Last month the African nation of Burundi became the first to leave the ICC. That Burundi’s pull out came as the country came under ever-greater scrutiny amidst mounting evidence of crimes against humanity and “a systematic attack against the civilian population” was perhaps little surprise to many.

Nevertheless Burundi’s mistrust of the ICC is echoed across the African continent. Last year in statement on state television, Gambian Information Minister Sheriff Bojang said the court was clearly designed by Western whites to target African blacks, echoing complaints by South African and Burundian officials that the international justice system focuses its attention solely on cases from Africa.

“The ICC, despite being called International Criminal Court, is in fact an International Caucasian Court for the persecution and humiliation of people of colour, especially Africans,” insisted Bojang.

The ICC faces other opposition too. Late last year Russia announced it was cutting ties with the international tribunal, withdrawing its signature from the founding treaty. The timing of Moscow’s decision came in the wake of a report by the ICC’s lead prosecutor, Fatou Bensouda, that for the first time stated that the conflict in Ukraine amounts to an armed conflict between Russia and Ukraine.
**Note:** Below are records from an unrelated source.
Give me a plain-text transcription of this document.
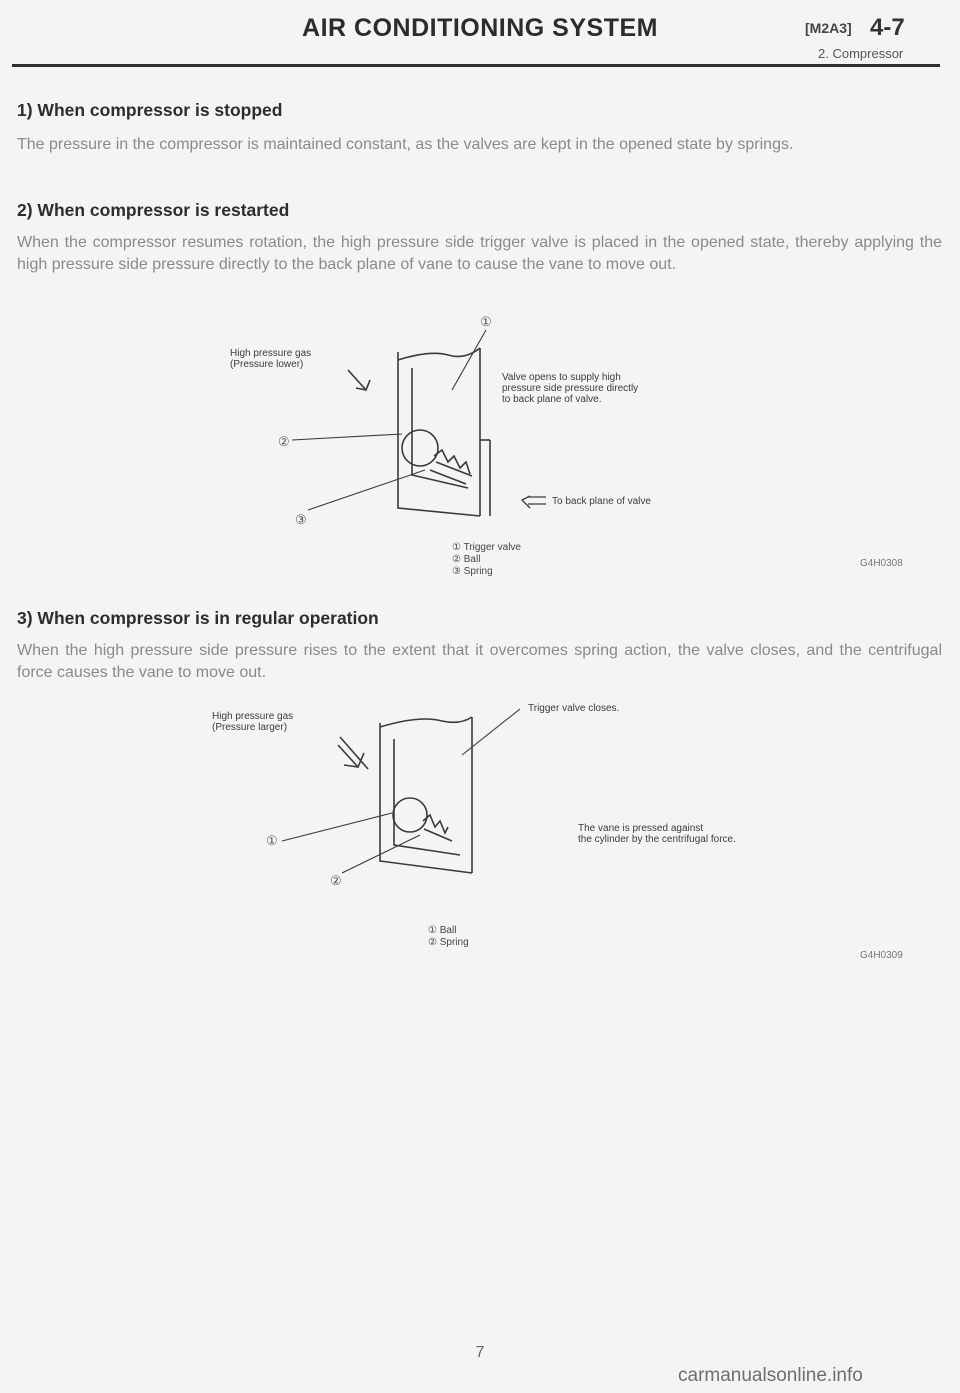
AIR CONDITIONING SYSTEM	[M2A3] 4-7
2. Compressor
1) When compressor is stopped
The pressure in the compressor is maintained constant, as the valves are kept in the opened state by springs.
2) When compressor is restarted
When the compressor resumes rotation, the high pressure side trigger valve is placed in the opened state, thereby applying the high pressure side pressure directly to the back plane of vane to cause the vane to move out.
①
②
③
High pressure gas
(Pressure lower)
Valve opens to supply high
pressure side pressure directly
to back plane of valve.
To back plane of valve
① Trigger valve
② Ball
③ Spring
G4H0308
3) When compressor is in regular operation
When the high pressure side pressure rises to the extent that it overcomes spring action, the valve closes, and the centrifugal force causes the vane to move out.
High pressure gas
(Pressure larger)
Trigger valve closes.
The vane is pressed against
the cylinder by the centrifugal force.
①
②
① Ball
② Spring
G4H0309
7
carmanualsonline.info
Russian President Vladimir Putin was none too pleased with the ICC’s conclusion that Russia’s annexation of the Ukrainian peninsula Crimea “factually amounts to an on-going state of occupation.”
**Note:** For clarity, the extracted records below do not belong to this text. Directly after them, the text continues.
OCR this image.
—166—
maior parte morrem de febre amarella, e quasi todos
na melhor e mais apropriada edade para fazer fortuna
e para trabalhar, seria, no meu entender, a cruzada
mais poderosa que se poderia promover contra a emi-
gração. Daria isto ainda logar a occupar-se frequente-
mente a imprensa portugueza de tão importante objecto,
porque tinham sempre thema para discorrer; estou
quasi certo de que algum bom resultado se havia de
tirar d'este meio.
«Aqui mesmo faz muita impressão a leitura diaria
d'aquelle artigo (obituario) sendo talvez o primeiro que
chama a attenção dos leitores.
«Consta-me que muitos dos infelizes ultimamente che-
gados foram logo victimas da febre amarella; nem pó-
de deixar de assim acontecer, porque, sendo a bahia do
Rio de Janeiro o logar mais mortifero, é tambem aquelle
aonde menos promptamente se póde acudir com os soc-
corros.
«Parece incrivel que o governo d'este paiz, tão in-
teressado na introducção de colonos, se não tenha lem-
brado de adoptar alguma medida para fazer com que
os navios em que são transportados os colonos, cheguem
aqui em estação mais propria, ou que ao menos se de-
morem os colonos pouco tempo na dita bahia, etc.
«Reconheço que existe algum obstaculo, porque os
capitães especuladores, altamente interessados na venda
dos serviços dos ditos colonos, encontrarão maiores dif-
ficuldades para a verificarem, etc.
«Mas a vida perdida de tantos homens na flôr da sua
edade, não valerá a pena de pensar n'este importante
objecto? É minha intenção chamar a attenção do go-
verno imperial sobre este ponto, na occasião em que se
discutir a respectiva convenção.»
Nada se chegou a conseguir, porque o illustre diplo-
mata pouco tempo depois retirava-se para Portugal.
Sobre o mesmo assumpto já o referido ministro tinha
For its part the UK government too has recently taken action of its own against the ICC, lobbying to block it from activating the war crime of aggression and asking for “greater clarity”. According to some campaigners, it’s a move that could protect Tony Blair and other British politicians from the risk of future prosecution.

One of the leading campaigners for a change in the law regarding the crime of aggression is Don Ferencz, an academic at Oxford University who runs the Global Institute for the Prevention of Aggression. His father was a prosecutor at the Nuremberg trials.
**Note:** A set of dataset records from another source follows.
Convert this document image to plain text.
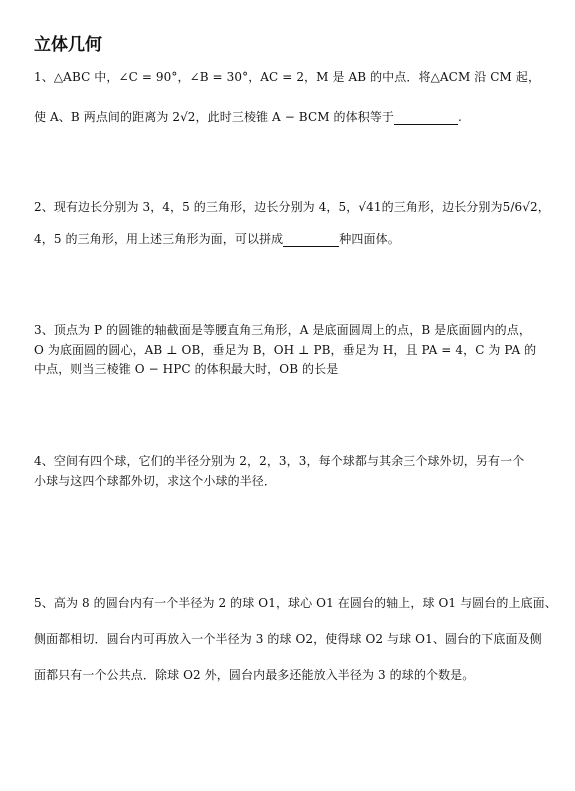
立体几何
1、△ABC 中，∠C = 90°，∠B = 30°，AC = 2，M 是 AB 的中点．将△ACM 沿 CM 起，
使 A、B 两点间的距离为 2√2，此时三棱锥 A − BCM 的体积等于	.
2、现有边长分别为 3，4，5 的三角形，边长分别为 4，5，√41的三角形，边长分别为5/6√2，
4，5 的三角形，用上述三角形为面，可以拼成	种四面体。
3、顶点为 P 的圆锥的轴截面是等腰直角三角形，A 是底面圆周上的点，B 是底面圆内的点，
O 为底面圆的圆心，AB ⊥ OB，垂足为 B，OH ⊥ PB，垂足为 H，且 PA = 4，C 为 PA 的
中点，则当三棱锥 O − HPC 的体积最大时，OB 的长是
4、空间有四个球，它们的半径分别为 2，2，3，3，每个球都与其余三个球外切，另有一个
小球与这四个球都外切，求这个小球的半径．
5、高为 8 的圆台内有一个半径为 2 的球 O1，球心 O1 在圆台的轴上，球 O1 与圆台的上底面、
侧面都相切．圆台内可再放入一个半径为 3 的球 O2，使得球 O2 与球 O1、圆台的下底面及侧
面都只有一个公共点．除球 O2 外，圆台内最多还能放入半径为 3 的球的个数是。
“After a 71-year effort to effectively criminalise aggression, you would think that the nations which sat in judgment in Nuremberg would be pleased to see that it’s finally about to happen, but they are not,” Ferencz said recently in response to the UK position.

For the moment the United States too while itself not a signatory to the ICC is increasing at odds with the court. In a watershed moment, chief prosecutor Fatou Bensouda this month called for a formal investigation into war crimes in Afghanistan, including the mistreatment of detainees by US forces in the country and at CIA ‘dark sites’ in Poland, Romania and Lithuania.

Supporters of the ICC say that this approach - without fear or favour - is the only way the ICC can operate, if it is to offer victims justice and to act as a serious deterrent to human rights abuses and war crimes.

Established by treaty and boycotted by the United States, China and Russia, the ICC has little of the clout of the ICTY. For now the curtain is about to some down on the latter, but in a troubled world the need for its equivalent is as crucial as ever.

With the conviction of Slobodan Praljak a few days ago, Param-Preet Singh, an associate director at Human Rights Watch, eloquently summed up that need.

“What has not ebbed in the last five to seven years, and in fact what has only increased, is the demand for justice, and an expectation that it will translate into action,” he concluded.